Par ailleurs, la falsification est sans doute le moins utilisé des stratagèmes pour mentir parce qu’il expose plus les témoins à une accusation criminelle de parjure. En effet, l’article 131(1) du Code criminel du Canada (1985) s’applique en présence d’une fausse déclaration (Denault et Dunbar, 2019; Farmer et Hancock, 2014). L’omission est sans doute le plus utilisé des stratagèmes pour mentir parce qu’il expose moins les témoins à une accusation criminelle de parjure, mais aussi parce que « adversarial adjudication encourages people actively to cover up facts that could lead to a more accurate portrayal of truth » (Sward, 1989, p. 317)7. En effet, les parties au litige ont une importante latitude afin de choisir les éléments de preuve qu’elles présentent et la façon dont elles les présentent.
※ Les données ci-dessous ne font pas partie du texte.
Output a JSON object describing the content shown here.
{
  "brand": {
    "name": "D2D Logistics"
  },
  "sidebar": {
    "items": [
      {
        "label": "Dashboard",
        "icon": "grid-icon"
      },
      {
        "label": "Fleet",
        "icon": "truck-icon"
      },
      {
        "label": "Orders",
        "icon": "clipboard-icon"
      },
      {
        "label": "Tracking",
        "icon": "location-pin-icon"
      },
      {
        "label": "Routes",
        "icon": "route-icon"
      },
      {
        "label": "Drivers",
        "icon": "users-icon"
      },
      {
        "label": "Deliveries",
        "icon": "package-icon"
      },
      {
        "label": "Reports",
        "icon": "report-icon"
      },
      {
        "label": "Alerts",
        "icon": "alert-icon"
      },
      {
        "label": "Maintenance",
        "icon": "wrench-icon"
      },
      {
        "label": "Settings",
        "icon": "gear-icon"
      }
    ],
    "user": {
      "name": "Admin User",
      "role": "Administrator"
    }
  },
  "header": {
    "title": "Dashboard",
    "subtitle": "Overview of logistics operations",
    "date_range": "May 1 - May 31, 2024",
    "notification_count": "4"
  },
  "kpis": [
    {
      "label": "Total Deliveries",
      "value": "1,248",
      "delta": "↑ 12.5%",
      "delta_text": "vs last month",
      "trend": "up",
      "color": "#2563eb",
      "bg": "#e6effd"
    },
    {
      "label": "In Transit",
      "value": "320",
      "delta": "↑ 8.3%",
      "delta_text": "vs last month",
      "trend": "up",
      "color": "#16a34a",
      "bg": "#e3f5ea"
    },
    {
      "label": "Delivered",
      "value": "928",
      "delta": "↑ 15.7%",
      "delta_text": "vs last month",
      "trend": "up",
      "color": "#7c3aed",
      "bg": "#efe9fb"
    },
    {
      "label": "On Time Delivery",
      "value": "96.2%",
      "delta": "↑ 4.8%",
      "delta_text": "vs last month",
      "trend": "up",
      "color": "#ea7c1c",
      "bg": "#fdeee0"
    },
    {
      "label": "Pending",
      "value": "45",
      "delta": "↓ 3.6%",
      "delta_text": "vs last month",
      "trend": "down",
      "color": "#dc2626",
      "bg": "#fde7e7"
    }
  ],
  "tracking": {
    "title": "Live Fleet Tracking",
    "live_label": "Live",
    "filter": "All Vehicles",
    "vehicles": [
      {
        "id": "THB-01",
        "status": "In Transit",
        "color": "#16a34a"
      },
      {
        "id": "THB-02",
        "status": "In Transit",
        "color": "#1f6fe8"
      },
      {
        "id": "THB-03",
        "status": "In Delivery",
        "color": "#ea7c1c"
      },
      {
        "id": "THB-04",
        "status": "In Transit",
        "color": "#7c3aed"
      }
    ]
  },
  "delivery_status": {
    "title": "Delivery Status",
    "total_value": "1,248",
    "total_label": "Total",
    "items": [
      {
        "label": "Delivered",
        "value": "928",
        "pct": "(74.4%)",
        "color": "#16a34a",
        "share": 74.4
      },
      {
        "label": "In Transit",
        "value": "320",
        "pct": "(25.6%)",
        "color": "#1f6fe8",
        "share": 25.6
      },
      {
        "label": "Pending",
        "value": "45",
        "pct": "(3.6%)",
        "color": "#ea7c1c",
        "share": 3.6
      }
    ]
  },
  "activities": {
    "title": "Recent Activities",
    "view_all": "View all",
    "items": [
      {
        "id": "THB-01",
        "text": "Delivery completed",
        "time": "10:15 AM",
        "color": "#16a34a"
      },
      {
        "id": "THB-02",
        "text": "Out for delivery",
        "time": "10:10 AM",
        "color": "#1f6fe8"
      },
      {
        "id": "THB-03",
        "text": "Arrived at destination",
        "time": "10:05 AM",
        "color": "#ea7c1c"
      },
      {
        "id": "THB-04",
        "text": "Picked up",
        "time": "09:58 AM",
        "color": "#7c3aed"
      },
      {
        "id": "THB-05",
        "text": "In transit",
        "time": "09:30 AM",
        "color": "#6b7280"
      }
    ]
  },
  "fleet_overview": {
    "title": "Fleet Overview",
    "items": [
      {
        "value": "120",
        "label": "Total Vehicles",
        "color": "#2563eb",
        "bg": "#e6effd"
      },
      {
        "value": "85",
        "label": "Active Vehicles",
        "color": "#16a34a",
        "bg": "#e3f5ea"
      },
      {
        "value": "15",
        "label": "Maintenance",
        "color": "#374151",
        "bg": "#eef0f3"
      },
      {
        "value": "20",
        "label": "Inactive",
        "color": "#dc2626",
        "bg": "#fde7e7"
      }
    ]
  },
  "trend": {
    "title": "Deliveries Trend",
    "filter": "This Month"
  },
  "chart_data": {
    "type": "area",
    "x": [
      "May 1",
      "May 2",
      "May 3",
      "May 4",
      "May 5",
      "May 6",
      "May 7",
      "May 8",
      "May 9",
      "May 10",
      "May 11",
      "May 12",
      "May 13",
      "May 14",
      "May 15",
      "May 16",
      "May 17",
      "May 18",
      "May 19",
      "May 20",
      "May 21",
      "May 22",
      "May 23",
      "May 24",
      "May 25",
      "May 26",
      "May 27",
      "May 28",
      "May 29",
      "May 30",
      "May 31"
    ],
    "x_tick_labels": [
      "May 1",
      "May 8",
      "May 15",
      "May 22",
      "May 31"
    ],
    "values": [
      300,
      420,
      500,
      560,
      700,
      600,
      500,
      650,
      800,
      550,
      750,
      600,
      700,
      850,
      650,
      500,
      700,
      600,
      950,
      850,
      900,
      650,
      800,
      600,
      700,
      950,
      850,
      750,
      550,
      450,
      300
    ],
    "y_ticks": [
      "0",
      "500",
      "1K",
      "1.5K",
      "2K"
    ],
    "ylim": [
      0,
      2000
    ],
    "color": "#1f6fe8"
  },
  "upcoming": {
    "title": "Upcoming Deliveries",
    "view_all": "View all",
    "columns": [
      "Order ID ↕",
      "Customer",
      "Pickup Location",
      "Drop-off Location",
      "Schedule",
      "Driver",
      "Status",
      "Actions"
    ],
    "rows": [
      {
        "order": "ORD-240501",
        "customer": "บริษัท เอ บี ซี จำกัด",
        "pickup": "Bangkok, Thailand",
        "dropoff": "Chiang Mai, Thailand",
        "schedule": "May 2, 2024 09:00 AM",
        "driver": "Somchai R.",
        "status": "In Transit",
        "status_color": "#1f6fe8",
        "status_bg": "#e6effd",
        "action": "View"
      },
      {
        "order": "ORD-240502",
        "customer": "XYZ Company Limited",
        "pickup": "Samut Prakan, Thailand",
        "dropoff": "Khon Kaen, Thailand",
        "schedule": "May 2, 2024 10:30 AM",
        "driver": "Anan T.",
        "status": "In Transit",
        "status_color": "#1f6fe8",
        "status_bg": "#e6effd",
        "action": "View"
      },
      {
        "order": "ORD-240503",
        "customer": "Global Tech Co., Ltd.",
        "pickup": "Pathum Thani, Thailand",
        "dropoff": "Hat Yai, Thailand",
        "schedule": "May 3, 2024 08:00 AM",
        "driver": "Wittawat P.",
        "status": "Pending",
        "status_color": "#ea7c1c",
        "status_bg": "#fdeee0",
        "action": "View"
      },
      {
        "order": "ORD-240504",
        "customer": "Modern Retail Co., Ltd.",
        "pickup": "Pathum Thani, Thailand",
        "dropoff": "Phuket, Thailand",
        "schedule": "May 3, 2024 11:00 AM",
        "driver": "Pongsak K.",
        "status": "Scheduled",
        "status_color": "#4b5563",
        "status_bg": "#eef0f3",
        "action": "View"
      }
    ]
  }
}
De plus, les parties au litige n’ont généralement pas l’obligation de dévoiler les éléments de preuve qui pourraient leur nuire. Dans le cas

contraire, les éléments de preuve exigés par la loi doivent être dévoilés (Denault et Dunbar, 2019; Strier, 1994; Summers, 1999).

6 Malgré l’absence de l’intention de tromper, les conséquences de propos inexacts peuvent être substantielles. Les erreurs d’identification de suspects, par exemple, représentent la plus importante source de condamnations erronées (Campbell, 2018; Innocence Project, 2017).

7 À ce propos, il est néanmoins possible, voire probable, que des témoins malhonnêtes se tournent davantage vers la falsification considérant que certaines omissions peuvent facilement être démasquées lors d’un contre-interrogatoire.